Terrorist attacks in Paris and San Bernardino have heightened the significance of national security in the minds of voters. Sanders talks about security and the threat of terror on the campaign trail. He seemed to hit his stride during December’s Democratic debate, where he painted Clinton as a dangerous interventionist.
Security, however, remains a strong suit for Clinton. The former secretary of state appears at ease and knowledgable when the subject arises. Sanders, on the other hand, has struggled to shake off criticism that he seems far more eager to talk about income inequality than foreign policy. Viewed through that lens, Sanders’s Wall Street speech seems like something of a missed opportunity to broaden his appeal beyond a core economic message.
The Sanders campaign faces a challenge in the weeks ahead as it works to translate grassroots enthusiasm into voter turnout. Further complicating matters, polling suggests that Sanders may have hit a wall as he attempts to amass support.

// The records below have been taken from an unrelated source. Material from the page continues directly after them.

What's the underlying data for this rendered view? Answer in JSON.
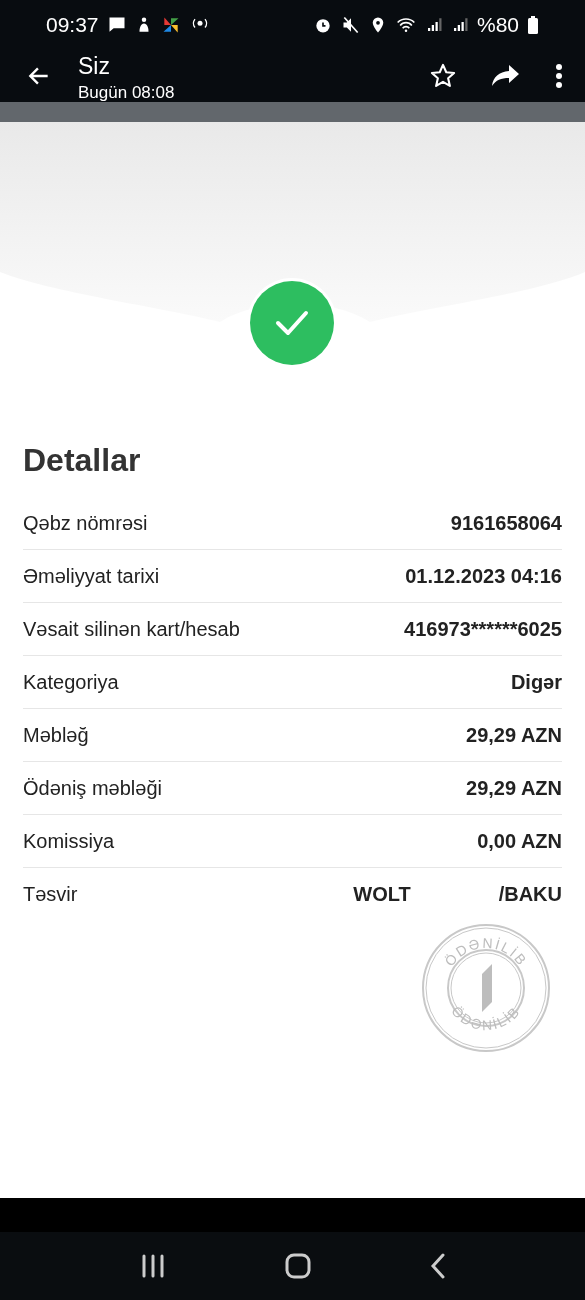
{
  "status_bar": {
    "time": "09:37",
    "battery": "%80"
  },
  "header": {
    "title": "Siz",
    "subtitle": "Bugün 08:08"
  },
  "status": {
    "kind": "success"
  },
  "details": {
    "title": "Detallar",
    "rows": [
      {
        "label": "Qəbz nömrəsi",
        "values": [
          "9161658064"
        ]
      },
      {
        "label": "Əməliyyat tarixi",
        "values": [
          "01.12.2023 04:16"
        ]
      },
      {
        "label": "Vəsait silinən kart/hesab",
        "values": [
          "416973******6025"
        ]
      },
      {
        "label": "Kategoriya",
        "values": [
          "Digər"
        ]
      },
      {
        "label": "Məbləğ",
        "values": [
          "29,29 AZN"
        ]
      },
      {
        "label": "Ödəniş məbləği",
        "values": [
          "29,29 AZN"
        ]
      },
      {
        "label": "Komissiya",
        "values": [
          "0,00 AZN"
        ]
      },
      {
        "label": "Təsvir",
        "values": [
          "WOLT",
          "/BAKU"
        ]
      }
    ]
  },
  "stamp": {
    "top_text": "ÖDƏNİLİB",
    "bottom_text": "ÖDƏNİLİB"
  }
}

To be sure, railing against big banks has the potential to strike a chord with voters on the left and the right. Populist anger in the aftermath of the financial crisis fueled Occupy Wall Street and the Tea Party. Sanders has already attracted support from Republican voters. The senator also hopes to win over Donald Trump fans by tapping into working-class anger. At this point, however, loudly repeating a well-worn message seems unlikely to sway any voter who hasn’t already sided with Sanders.
During his speech on Tuesday, the senator appeared to be preaching to the choir. The event was punctuated by cries of “We love you Bernie!” At one point, the audience finished Sanders’s sentence for him. “The reality is that Congress does not regulate Wall Street,” Sanders began. He stopped as the crowd took over, a chorus of voices enthusiastically yelling: “Wall Street regulates Congress!” “You got it,” Sanders said with a smile after pausing for applause to die down.
A strategy focused on winning over conservatives with a fiery populist refrain faces structural hurdles. It’s one thing for a lifelong Republican to decide they like Sanders. It’s another matter for Republicans to vote for the senator in the primary, especially if that requires registering as a Democrat. While some voters have shown they are willing to do that, the extra step that would need to be taken in some states has the potential to complicate any plan by the campaign to court Republicans.
Still, Sanders’s Wall Street speech was a powerful reminder of the strength of his populist appeal. The senator has exceeded expectations in both the size of the crowds he manages to draw at campaign rallies, and the amount of small-dollar donations he pulls in. In December, the campaign announced it broke a record for the number of individual contributions taken in by a presidential campaign at this point in the race.